The strategy is quite simple and consists of the following:
Then just one of the possible examples of code that allows you to solve this problem. In production, you can collapse everything into a processing chain, but to understand the process, the code is forcedly divided into steps. In the course of the decision, a number of functions are used that greatly simplify life.
repair_names
- to fix the names of imported columns;na.locf
— to fill the NA lines with the last non-NA value encountered;complete.cases
- remove empty linestribble
(transposed tibble) - for manual formation of data.frame
in data.frame
, not in columns;stri_replace_all_fixed
- use the vectorization properties for batch renaming lines. raw <- read_excel(...) # , NA df0 <- raw %>% repair_names(prefix="repaired_", sep="") # 2-3. 2- -- , 3- -- # , 3, #name_c2 <- tidyr::gather(df0[1, ], key = name, value = name_c2) # 1- #name_c3 <- tidyr::gather(df0[2, ], key = name, value = name_c3) # 1- # join , , # , # names.df <- dplyr::full_join(name_c2, name_c3, by = "name") names.df <- tibble(name_c2=tidyr::gather(df0[1, ], key=name, value=v)$v, name_c3=tidyr::gather(df0[2, ], key=name, value=v)$v) %>% mutate(name_c2 = na.locf(name_c2)) %>% # name_c3 = NA, NA, mutate(name.fix = ifelse(is.na(name_c3), name_c2, str_c(name_c2, name_c3, sep=": "))) %>% mutate(name.fix = str_replace_all(name.fix, "\r", " ")) %>% # mutate(name.fix = str_replace_all(name.fix, "\n", " ")) %>% # mutate(name.fix = str_replace_all(name.fix, " ", " ")) df1 <- df0 repl.df <- tribble( ~pattern, ~replacement, " 1: 2", "angle_in", " 1: 3", "speed_diff_in", " 5: 1: ", "slot_in", "", "mark_out" ) names(df1) <- stri_replace_all_fixed(names.df$name.fix, pattern = repl.df$pattern, replacement = repl.df$replacement, vectorize_all = FALSE) # "" df1 %<>% repair_names(prefix = "repaired_", sep = "") # df2 <- df1 %>% select(angle_in, speed_diff_in, slot_in, pressure_in, concentration_in, performance_out, weight_out, mark_out) %>% filter(row_number() > 6) %>% # filter(complete.cases(.)) %>% # , distinct() %>% # mutate_each(funs(as.numeric), -mark_out)
The concept of reactive programming
is orthogonal to the classical linear execution of code, and thus is difficult for analysts to fully understand. Half of Shiny code is not a code for execution, but a declaration of reaction to something. Given the fact that Shiny is very actively developing. It is extremely useful to periodically update your understanding of the current state. As a matter of fact, the materials of the “2016 Shiny Developer Conference” , in particular, the Effective Shiny Programming by report after a regular review, gave grounds for reworking the Shiny code of the applications while reducing the code ~ by 25% and increasing the overall transparency.
What's interestnig:
reactiveValues
in favor of separate functions of reactive and observe.Of the more useful tricks, there is a way to partially fix the utf-8 encoding under Windows. The sourse
function in app.R
causes problems; the letter I cannot be ruled out in principle (comments can be rewritten, but if it occurs on the axes of graphs or the cap of tables ...).

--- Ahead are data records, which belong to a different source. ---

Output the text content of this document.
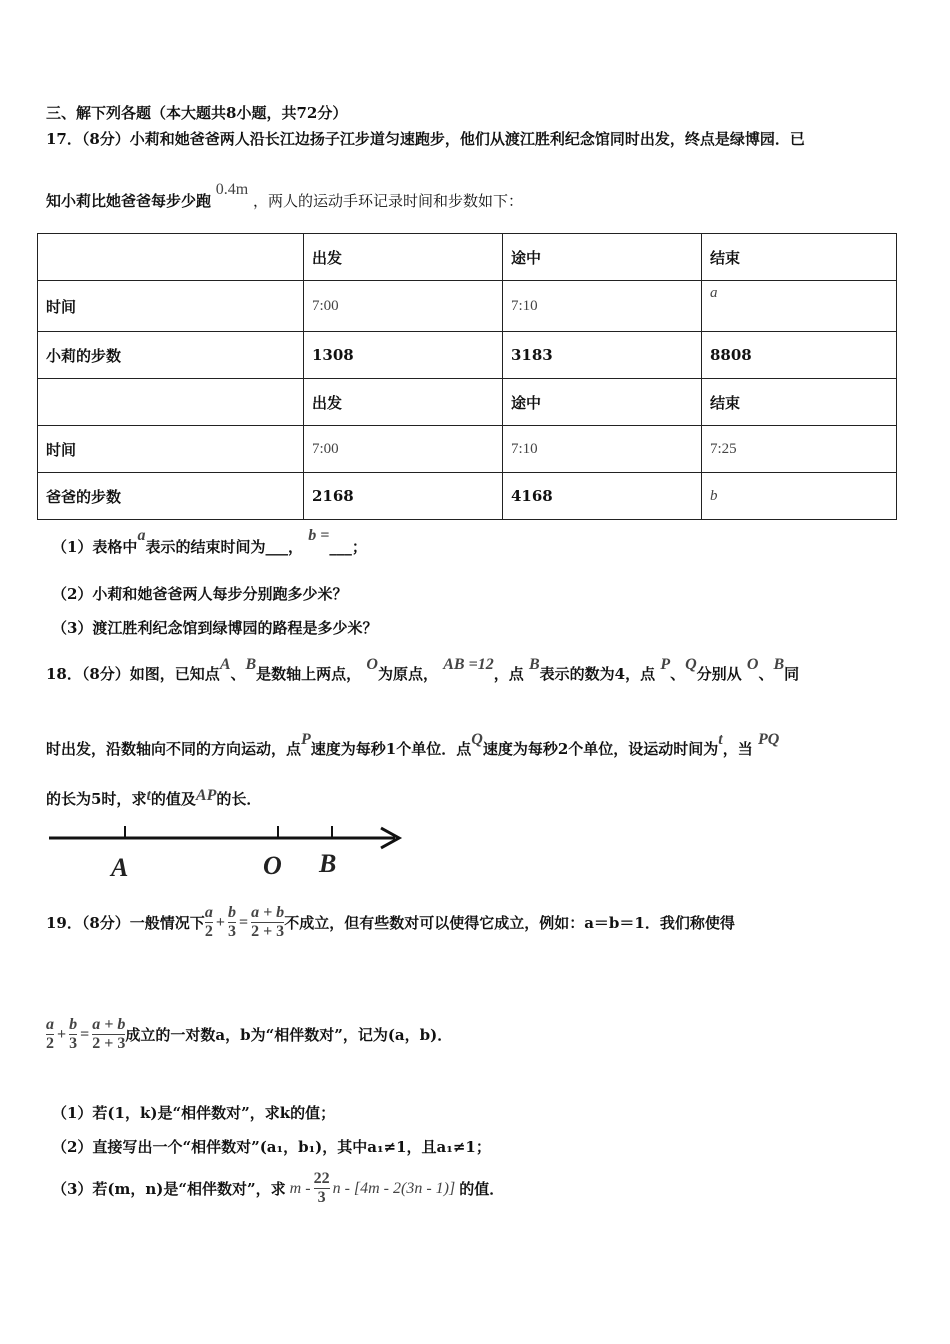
三、解下列各题（本大题共8小题，共72分）
17．（8分）小莉和她爸爸两人沿长江边扬子江步道匀速跑步，他们从渡江胜利纪念馆同时出发，终点是绿博园．已
知小莉比她爸爸每步少跑 0.4m ，两人的运动手环记录时间和步数如下：
	出发	途中	结束
时间	7:00	7:10	a
小莉的步数	1308	3183	8808
	出发	途中	结束
时间	7:00	7:10	7:25
爸爸的步数	2168	4168	b
（1）表格中a表示的结束时间为___， b =___；
（2）小莉和她爸爸两人每步分别跑多少米？
（3）渡江胜利纪念馆到绿博园的路程是多少米？
18．（8分）如图，已知点A、B是数轴上两点， O为原点， AB =12，点 B表示的数为4，点 P、Q分别从 O、B同
时出发，沿数轴向不同的方向运动，点P速度为每秒1个单位．点Q速度为每秒2个单位，设运动时间为t，当 PQ
的长为5时，求t的值及AP的长．
A	O B
19．（8分）一般情况下 $\frac{a}{2} + \frac{b}{3} = \frac{a + b}{2 + 3}$ 不成立，但有些数对可以使得它成立，例如：a＝b＝1．我们称使得
$\frac{a}{2} + \frac{b}{3} = \frac{a + b}{2 + 3}$ 成立的一对数a，b为“相伴数对”，记为(a，b)．
（1）若(1，k)是“相伴数对”，求k的值；
（2）直接写出一个“相伴数对”(a₁，b₁)，其中a₁≠1，且a₁≠1；
（3）若(m，n)是“相伴数对”，求 m - $\frac{22}{3}$ n - [4m - 2(3n - 1)] 的值．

This problem is easily solved by the following replacement:
# source("common.R") eval(parse("common.R", encoding="UTF-8"))
Sometimes there is a situation when inside a function that performs quite complex processing through functions from other packages, a failure occurs. More precisely, it may be exception, so much so that the function does not complete its work, but is simply interrupted. As a result, the structure of the packet data stream is broken, and then everything collapses. A close look at the code gives nothing, because the problem is beyond its limits. To cover everything with tryCatch
, especially on programs executed once or twice, as a rule, no one likes.
And in this and in many other cases (including with parallel computing) logging helps. Even an elementary conclusion about entering / exiting a function can allow you to quickly localize the data line that is crashing, run the algorithms only on it, and figure out how to fix the bug.
The package futile.logger
built on the principle of classic loggers and does not require in-depth study. However, its use can significantly improve its efficiency or get free time.
Naturally, these are not all useful tricks, but the most popular ones in the context of the considered class of problems.